The vision meant some big shifts. Soon after Spinak decided to change his business model, his business partner from one of his previous mergers left the agency to pursue other projects, Spinak says. Two other partners took on less active roles as leadership centralized into one position. The company laid off one employee who was hired one back as a freelancer. Today, The Marketing Machine still has the four key employees -- Spinak, a production manager, an art director and an office manager/account coordinator -- and relies on a network of about eight freelancers. Three of them work 25 to 35 hours per week, while the rest typically work less than 10 hours per week. Whenever he needs a new freelancer, his production manager posts a job ad on Craigslist's Raleigh-Durham board. He often gets several dozen responses, allowing him to pick the ones with the most appropriate experience. He keeps others on file for future reference.

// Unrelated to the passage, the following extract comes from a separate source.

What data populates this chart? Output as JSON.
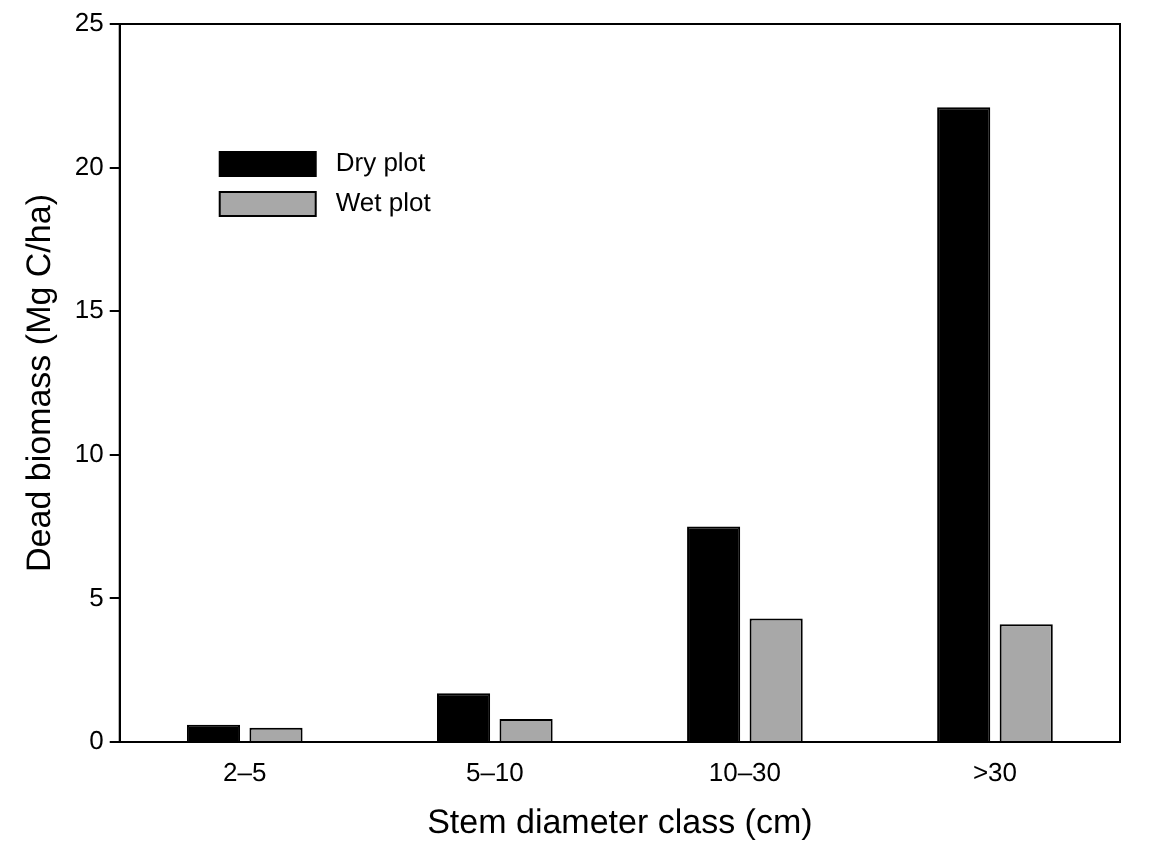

"The world has opened up to the idea that if you can put a good team together, it doesn't really matter whether they're on staff or where they work," he says, adding: "What I realized is there are so many people out there who don't want a full-time job."

Along with the new operational model, Spinak began allowing his four core employees to work onsite or remotely on a regular basis. Previously, employees were required to work in the office full time since the technology to work remotely wasn't yet in place. Remote working has allowed the company to downsize its office space. Spinak moved the company from a 2,500-foot windowless suite in an industrial office park to a 1,350-foot space in an art-deco building in downtown Raleigh with large windows. On most days, he says, about three to four people are in the office, including freelancers. Many meetings are held via Skype.

Company revenue has almost been cut 45 percent due to his former partner taking several clients with him. However, Spinak says the remaining company is now far more profitable. Its profits are about 11 percent so far this year, compared with 2 percent before the change. Moving to a hybrid employee-contractor model helped the company shave its labor costs by 5 percent to 7 percent, Spinak estimates. Rent on the office space is also $200 less per month, thanks to the relocation. He says the switch to a hybrid model has encouraged him to streamline other processes, including adopting a cloud-based file system (WorkZone) that makes it easier for remote workers to collaborate. He's also decided to no longer finance media buys for clients--something that the company did after the mergers and discovered wasn't worth the added risk.

"I like things to be orderly, because it allows me to be creative," he says. "You can't be creative in a noisy, unorganized environment. I felt like that's what I was living in for three years," as a result of the agency growing too fast.

The Takeaway: Relying more on contract or freelance employees can help reduce overhead costs and give a business more flexibility and agility.

Kelly K. Spors is a freelance writer in St. Louis Park, Minn.